We have decided on a model Formulation I, *and* estimated a value for our parameters $\beta$ Estimation I
The next question we want to ask is:
Essentially, inference is the process of evaluating and drawing conclusions from our statistical model
In this Inference I, I will focus on $R^2$.
Afterwards, I will explain the FWL Theorem in Estimation II which will give us foundations for evaluating $\hat \beta_1$ in Inference II
The first evaluation/ inference we conduct is the “Goodness-of-fit” or $R^2$. The idea is to compare the performance of our model with that of the naive model, which is simply taking the mean.
Recall from Estimation I that economists evaluate the fit of a model using errors (i.e. the difference between the real value $y$ and the predicted value. $\hat y_{ols} = \hat \beta_0 + \hat \beta_1 x$)
For use to evaluate the performance, we also need a benchmark model. For the simpliest model, let’s use mean as our prediction: $\hat y = \bar y$.

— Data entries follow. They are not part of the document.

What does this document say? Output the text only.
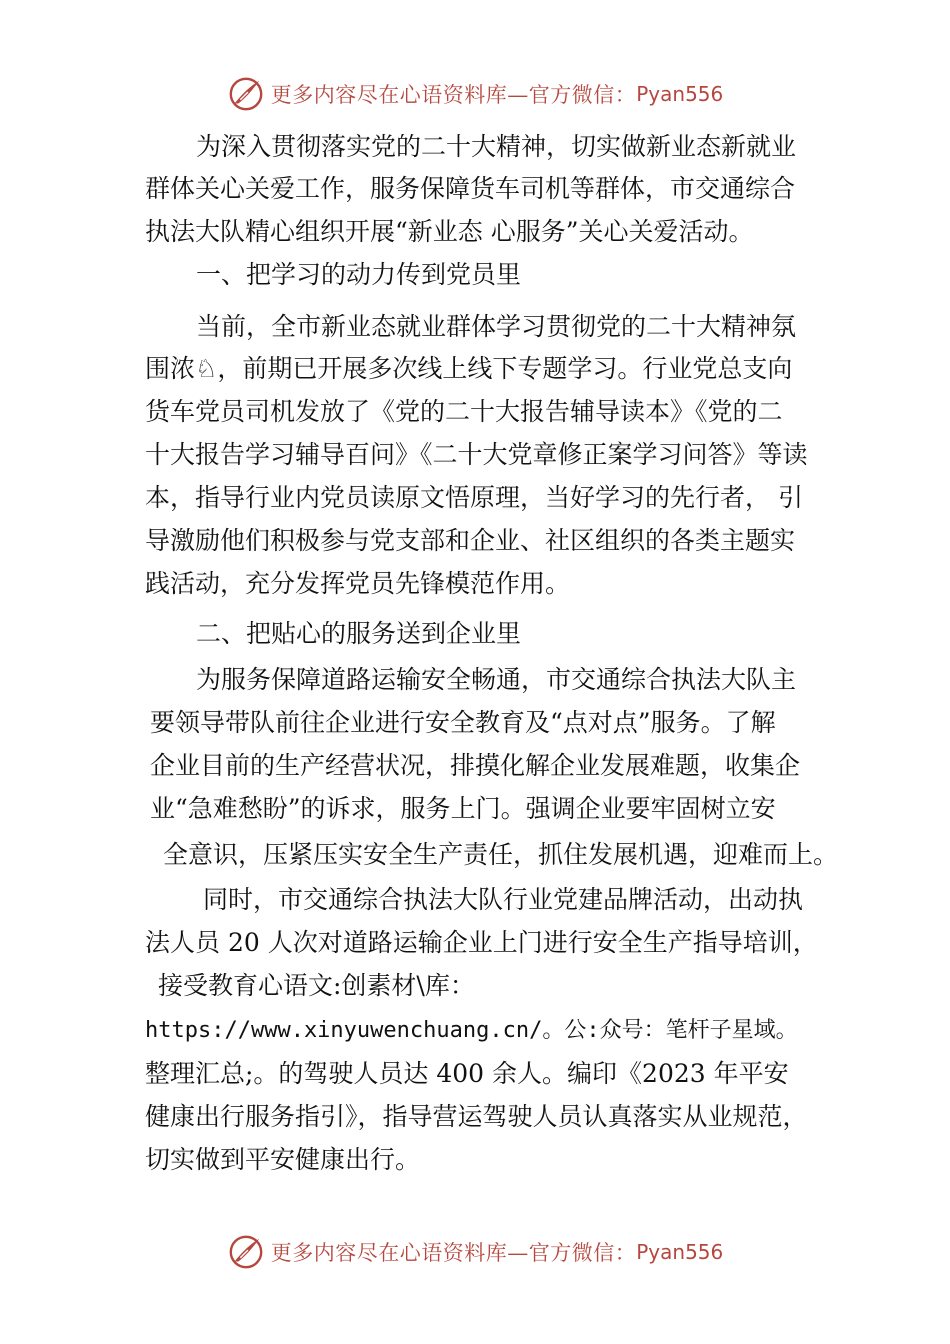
更多内容尽在心语资料库—官方微信： Pyan556
为深入贯彻落实党的二十大精神，切实做新业态新就业
群体关心关爱工作，服务保障货车司机等群体，市交通综合
执法大队精心组织开展“新业态 心服务”关心关爱活动。
一、把学习的动力传到党员里
当前，全市新业态就业群体学习贯彻党的二十大精神氛
围浓♘，前期已开展多次线上线下专题学习。行业党总支向
货车党员司机发放了《党的二十大报告辅导读本》《党的二
十大报告学习辅导百问》《二十大党章修正案学习问答》等读
本，指导行业内党员读原文悟原理，当好学习的先行者， 引
导激励他们积极参与党支部和企业、社区组织的各类主题实
践活动，充分发挥党员先锋模范作用。
二、把贴心的服务送到企业里
为服务保障道路运输安全畅通，市交通综合执法大队主
要领导带队前往企业进行安全教育及“点对点”服务。了解
企业目前的生产经营状况，排摸化解企业发展难题，收集企
业“急难愁盼”的诉求，服务上门。强调企业要牢固树立安
全意识，压紧压实安全生产责任，抓住发展机遇，迎难而上。
同时，市交通综合执法大队行业党建品牌活动，出动执
法人员 20 人次对道路运输企业上门进行安全生产指导培训，
接受教育心语文:创素材\库：
https://www.xinyuwenchuang.cn/。公:众号：笔杆子星域。
整理汇总;。的驾驶人员达 400 余人。编印《2023 年平安
健康出行服务指引》，指导营运驾驶人员认真落实从业规范，
切实做到平安健康出行。
更多内容尽在心语资料库—官方微信： Pyan556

Doing the same procedure of adding up the squared errors (because errors come in both positive and negative), we can construct three new statistics.
$$ \begin{aligned} \text{Total Sum of Squared Residuals} &= \text{SST} &= \sum_{i=1}^N (y_i - \bar y)^2 \\ \text{Explained Sum of Squared Residuals} &= \text{SSE} &= \sum_{i=1}^N (\hat y_i - \bar y)^2\\ \text{Sum of Squared Residuals} &= \text{SSR} &= \sum_{i=1}^N (y_i - \hat y_i = \hat u_i)^2
\end{aligned} $$
See below for an illustration of the residuals

I have seen online resources that claims $\text{SSE} = \sum_{i=1}^N (y_i - \hat y_i)^2$. In my humble opinion, that is wrong. $\sum_{i=1}^N (y_i - \hat y_i)^2$ is the residual, and the difference between the predicted value and the naive mean, i.e. improvement to the naive model $\hat y_i - \bar y$ is residuals “explained” by the model.

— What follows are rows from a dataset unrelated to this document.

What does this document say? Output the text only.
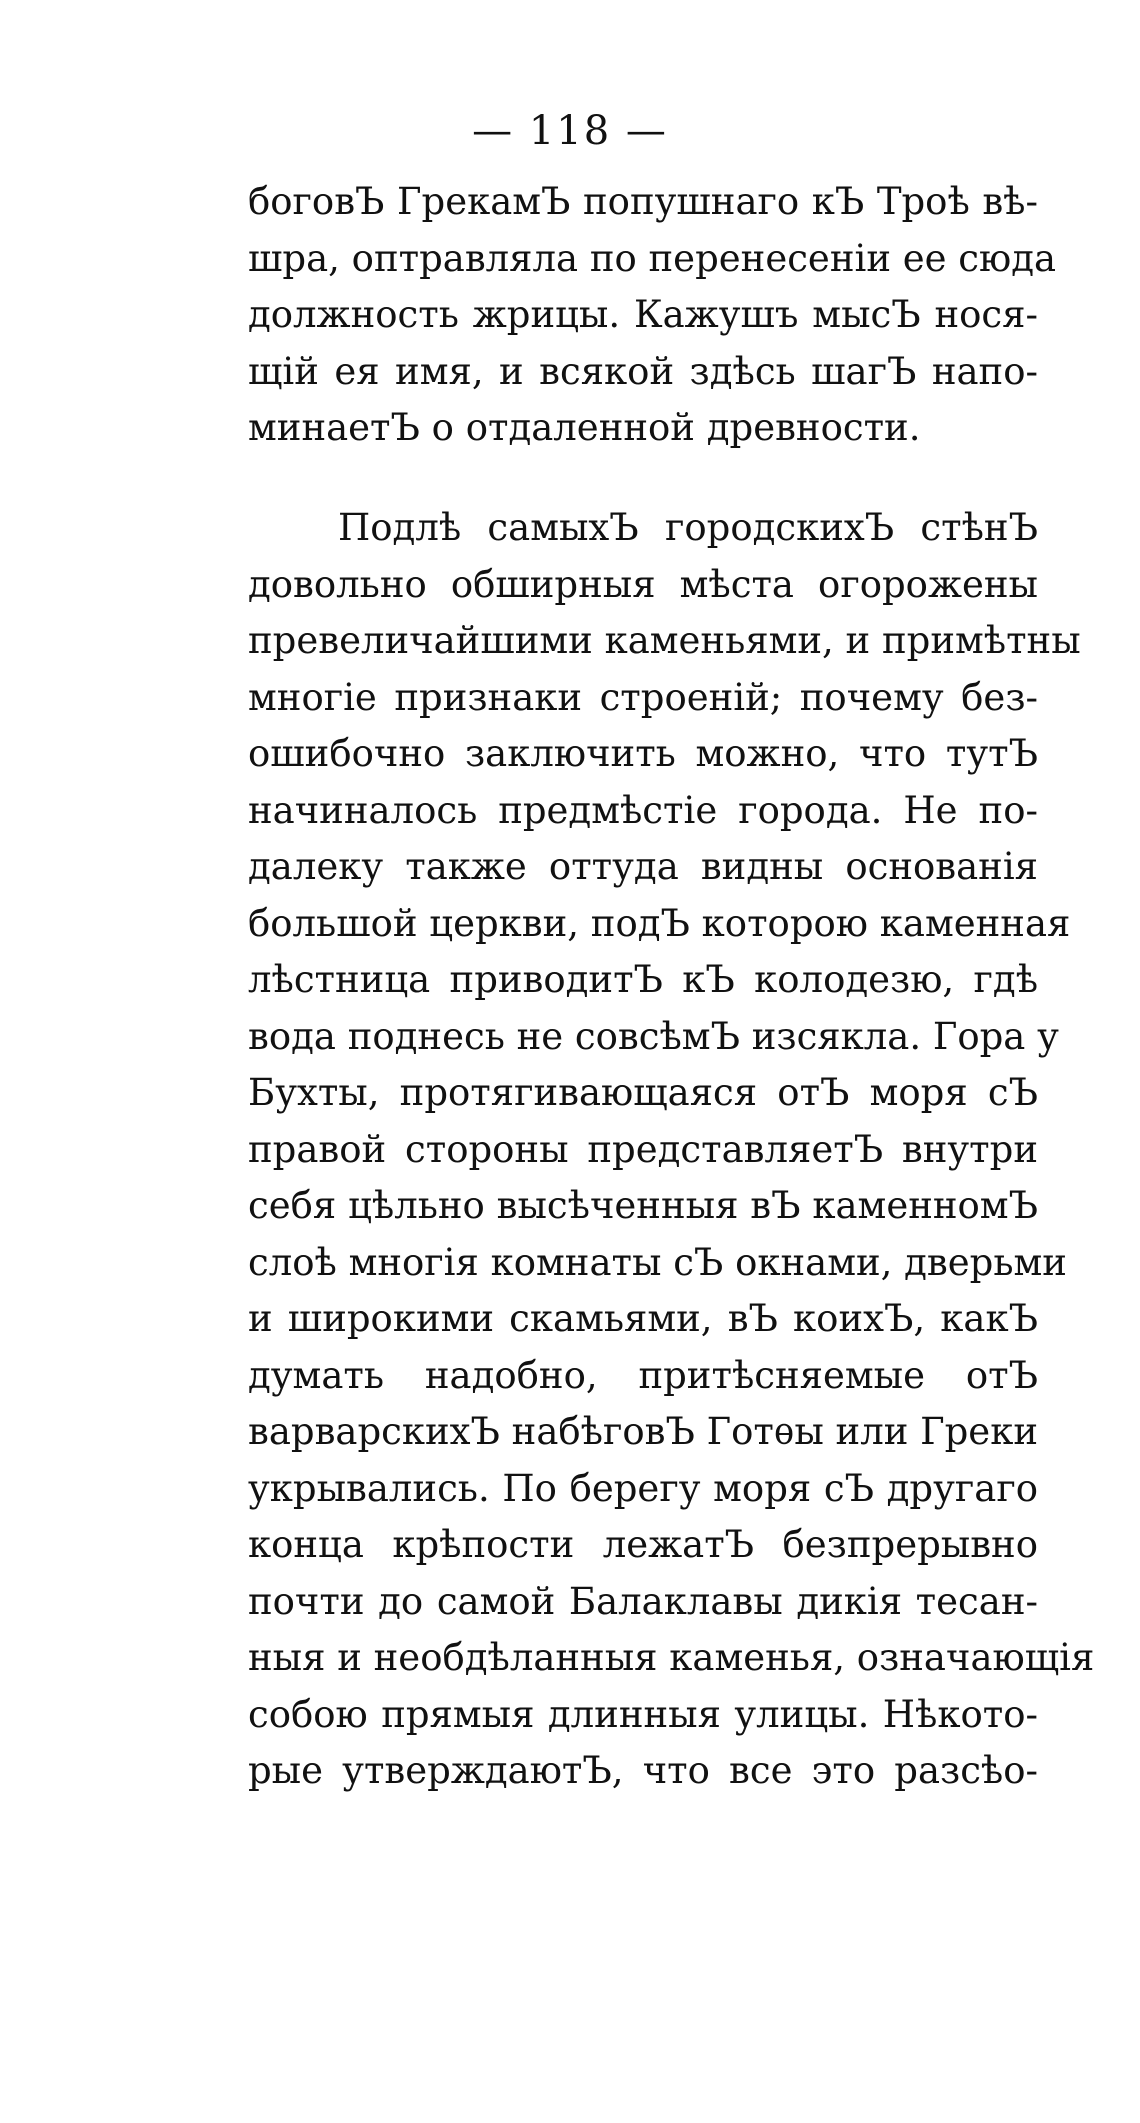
— 118 —
боговЪ ГрекамЪ попушнаго кЪ Троѣ вѣ-
шра, оптравляла по перенесенiи ее сюда
должность жрицы. Кажушъ мысЪ нося-
щiй ея имя, и всякой здѣсь шагЪ напо-
минаетЪ о отдаленной древности.
Подлѣ самыхЪ городскихЪ стѣнЪ
довольно обширныя мѣста огорожены
превеличайшими каменьями, и примѣтны
многiе признаки строенiй; почему без-
ошибочно заключить можно, что тутЪ
начиналось предмѣстiе города. Не по-
далеку также оттуда видны основанiя
большой церкви, подЪ которою каменная
лѣстница приводитЪ кЪ колодезю, гдѣ
вода поднесь не совсѣмЪ изсякла. Гора у
Бухты, протягивающаяся отЪ моря сЪ
правой стороны представляетЪ внутри
себя цѣльно высѣченныя вЪ каменномЪ
слоѣ многiя комнаты сЪ окнами, дверьми
и широкими скамьями, вЪ коихЪ, какЪ
думать надобно, притѣсняемые отЪ
варварскихЪ набѣговЪ Готѳы или Греки
укрывались. По берегу моря сЪ другаго
конца крѣпости лежатЪ безпрерывно
почти до самой Балаклавы дикiя тесан-
ныя и необдѣланныя каменья, означающiя
собою прямыя длинныя улицы. Нѣкото-
рые утверждаютЪ, что все это разсѣо-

Next, let’s put the sum of residuals into fractions, and we can construct $R^2$ , which measures the proportion of total residuals that are explained by the model, aka goodness of fit
$$ \begin{aligned} R^2 &= \text{Proportion of Residual Explained} &= \frac{SSE}{SST} &\\ R^2 &= 1 - \text{Proportion of Residual Remain Unexplained} &= 1 - \frac{SSR}{SST} & \end{aligned} $$
A high $R^2$ indicates that the model has stronger predictive power, and a low $R^2$ the contrary.